Job Summary:
Harley-Davidson Motor Company is a storied brand founded in 1903, known for its passion and commitment to innovation. They are seeking a Senior ML/GenAI Ops Engineer to design, develop, and operationalize machine learning and generative AI platforms, ensuring seamless integration into production environments with a focus on scalability and compliance.
Responsibilities:
• Design, develop, and maintain scalable platforms for machine learning and GenAI, supporting end-to-end processes from data ingestion to model deployment and monitoring.
• Lead end-to-end solution design for ML/AI data pipelines and model-serving platforms, ensuring architectures meet scalability, reliability, and regulatory requirements.
• Partner closely with project and program managers to establish delivery timelines, resource plans, and milestone tracking for complex, multi-team data/ML efforts.
• Champion best practices for reproducibility, automation, observability, and governance/COE in ML/AI operational pipelines and platforms.
• Oversee compute governance, alert monitoring and model lifecycle.
• Implement CI/CD pipelines for automated deployment of ML and AI models to production environments.
• Work closely with data scientists to ensure model readiness and optimization, focusing on robust deployment and monitoring.
• Develop and manage tools for continuous monitoring and performance management of models post-deployment to identify and resolve performance drift.
• Partner with data scientists, software engineers, product owners, and stakeholders to align ML and AI solutions with business goals and performance metrics.
• Facilitate seamless integration of ML/AI systems with business processes, ensuring data accessibility, quality, and real-time insights.
• Ensure systems are built for scalability, maintainability, and security, adhering to best practices in ML & AI DevOps.
• Implement monitoring solutions to proactively address any issues in data, model performance, or infrastructure.
• Drive architectural reviews, design decisions, and engineering standards that support long-term operational excellence for ML/AI workloads.
• Serve as the primary technical escalation point for delivery risks and system performance issues, ensuring timely resolution and stakeholder alignment.
• Integrate AI ethics and compliance considerations into all ML/AI solutions, with a focus on data privacy, bias detection, and model transparency.
• Implement processes to meet regulatory requirements and promote responsible AI use.
Qualifications:
Required:
• High School Diploma or Equivalent Required
• 7+ years of experience in data engineering or DevOps roles, with a focus on ML/AI platforms and infrastructure.
• Proven experience in operationalizing and automating ML and GenAI solutions in production environments.
• Strong experience with cloud platforms (AWS, Azure, GCP) and managing infrastructure for data and machine learning systems
• Proficiency in Azure Cloud Platform, specifically Azure ML Studio and Azure AI Foundry
• Proficiency in Python, SQL, and ML/AI DevOps tools (e.g., MLflow, scikit learn, PyTorch, Kubeflow, TensorFlow Extended).
• Experience with CI/CD tools (e.g., Jenkins, GitLab CI) and containerization/orchestration tools (Docker, Kubernetes).
• Familiarity with machine learning frameworks (e.g., TensorFlow, PyTorch) and data pipeline tools (e.g., Apache Airflow, dbt).
• Proficiency with vector databases, LLM workflows, or RAG pipelines.
• Familiarity with cost management, autoscaling, and GPU governance in Azure ML.
• Experience with data governance frameworks and security best practices.
• Technical Acumen: Strong knowledge of ML/AI lifecycle management, MLOps practices, and data pipeline optimization.

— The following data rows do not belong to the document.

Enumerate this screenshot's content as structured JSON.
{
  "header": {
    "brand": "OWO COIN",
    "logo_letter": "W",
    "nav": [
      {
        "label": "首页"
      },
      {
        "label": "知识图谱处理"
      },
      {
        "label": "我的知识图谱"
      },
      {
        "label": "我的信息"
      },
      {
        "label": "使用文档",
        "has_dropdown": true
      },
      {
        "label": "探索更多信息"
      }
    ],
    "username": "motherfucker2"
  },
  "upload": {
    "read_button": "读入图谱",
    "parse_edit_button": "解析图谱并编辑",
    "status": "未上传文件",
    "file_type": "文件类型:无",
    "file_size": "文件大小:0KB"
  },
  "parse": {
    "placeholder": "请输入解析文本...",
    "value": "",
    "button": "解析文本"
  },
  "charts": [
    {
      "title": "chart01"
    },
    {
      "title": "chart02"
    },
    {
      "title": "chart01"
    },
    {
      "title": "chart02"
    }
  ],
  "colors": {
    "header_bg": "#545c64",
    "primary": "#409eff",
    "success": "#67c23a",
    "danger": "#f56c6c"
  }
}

• Collaboration & Communication: Excellent teamwork skills with an ability to work closely with cross-functional teams and communicate complex technical concepts effectively.
• Problem-Solving: Proactive approach & proven ability to identifying and solve issues in model performance, data quality, and infrastructure bottlenecks.

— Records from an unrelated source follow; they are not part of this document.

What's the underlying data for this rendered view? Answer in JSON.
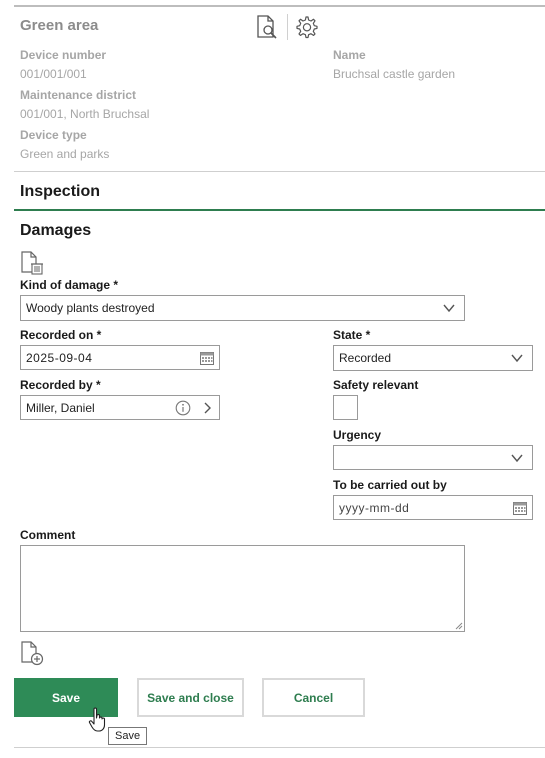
{
  "header": {
    "title": "Green area",
    "icons": [
      "document-search-icon",
      "gear-icon"
    ]
  },
  "meta": {
    "device_number_label": "Device number",
    "device_number_value": "001/001/001",
    "name_label": "Name",
    "name_value": "Bruchsal castle garden",
    "maintenance_district_label": "Maintenance district",
    "maintenance_district_value": "001/001, North Bruchsal",
    "device_type_label": "Device type",
    "device_type_value": "Green and parks"
  },
  "sections": {
    "inspection": "Inspection",
    "damages": "Damages"
  },
  "form": {
    "kind_of_damage_label": "Kind of damage *",
    "kind_of_damage_value": "Woody plants destroyed",
    "recorded_on_label": "Recorded on *",
    "recorded_on_value": "2025-09-04",
    "state_label": "State *",
    "state_value": "Recorded",
    "recorded_by_label": "Recorded by *",
    "recorded_by_value": "Miller, Daniel",
    "safety_relevant_label": "Safety relevant",
    "safety_relevant_checked": false,
    "urgency_label": "Urgency",
    "urgency_value": "",
    "carry_out_by_label": "To be carried out by",
    "carry_out_by_placeholder": "yyyy-mm-dd",
    "comment_label": "Comment",
    "comment_value": ""
  },
  "buttons": {
    "save": "Save",
    "save_and_close": "Save and close",
    "cancel": "Cancel"
  },
  "tooltip": {
    "text": "Save"
  },
  "colors": {
    "accent": "#2e8b57",
    "section_rule": "#2e7d4f"
  }
}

• Ethics and Compliance: Deep understanding of responsible AI practices, including bias detection, explainability, and data privacy.

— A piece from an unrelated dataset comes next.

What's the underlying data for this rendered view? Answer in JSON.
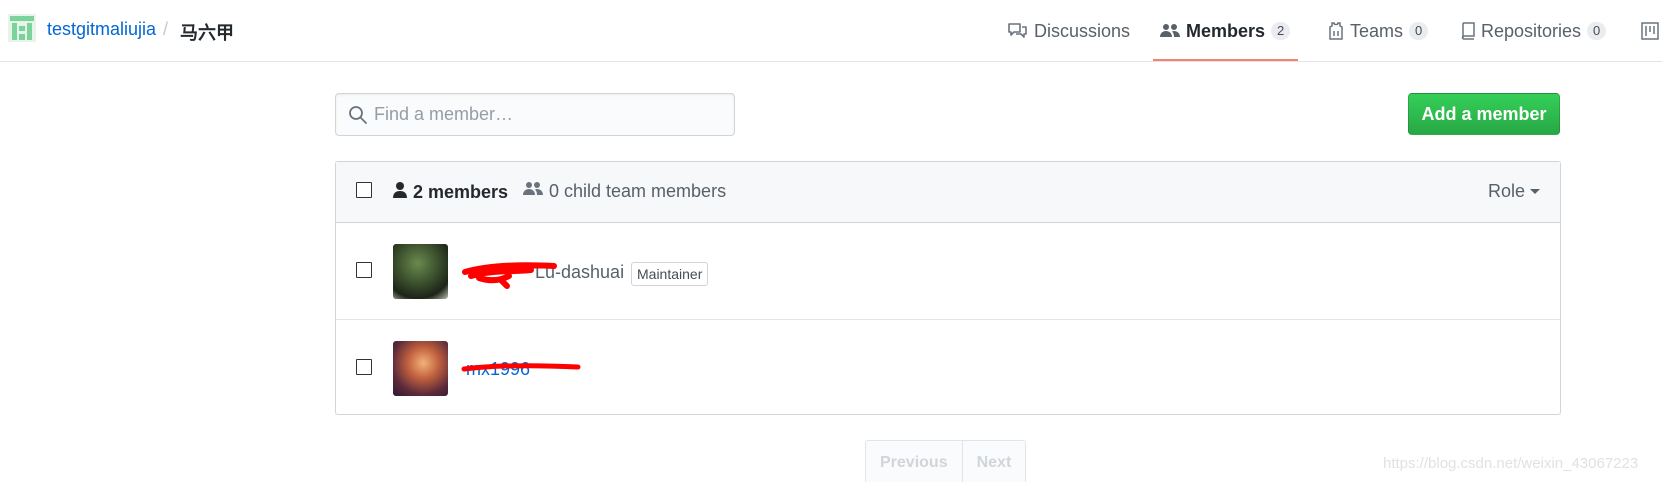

• Governance & Data Integrity: Ability to enforce data privacy, lineage, and data quality controls across ML workflows, ensuring compliance with enterprise and regulatory requirements.
Preferred:
• Bachelor’s or Master’s degree in Computer Science, Data Engineering, Machine Learning, or a related field is preferred
• Azure AZ-900 certification, with additional ML/LLM/RAG focused certifications preferred.
Company:
In 1903, out of a small shed in Milwaukee, Wisconsin, four young men lit a cultural wildfire that would grow and spread across geographies and generations. Founded in 1903, the company is headquartered in Milwaukee, USA, with a team of 5001-10000 employees. The company is currently Late Stage.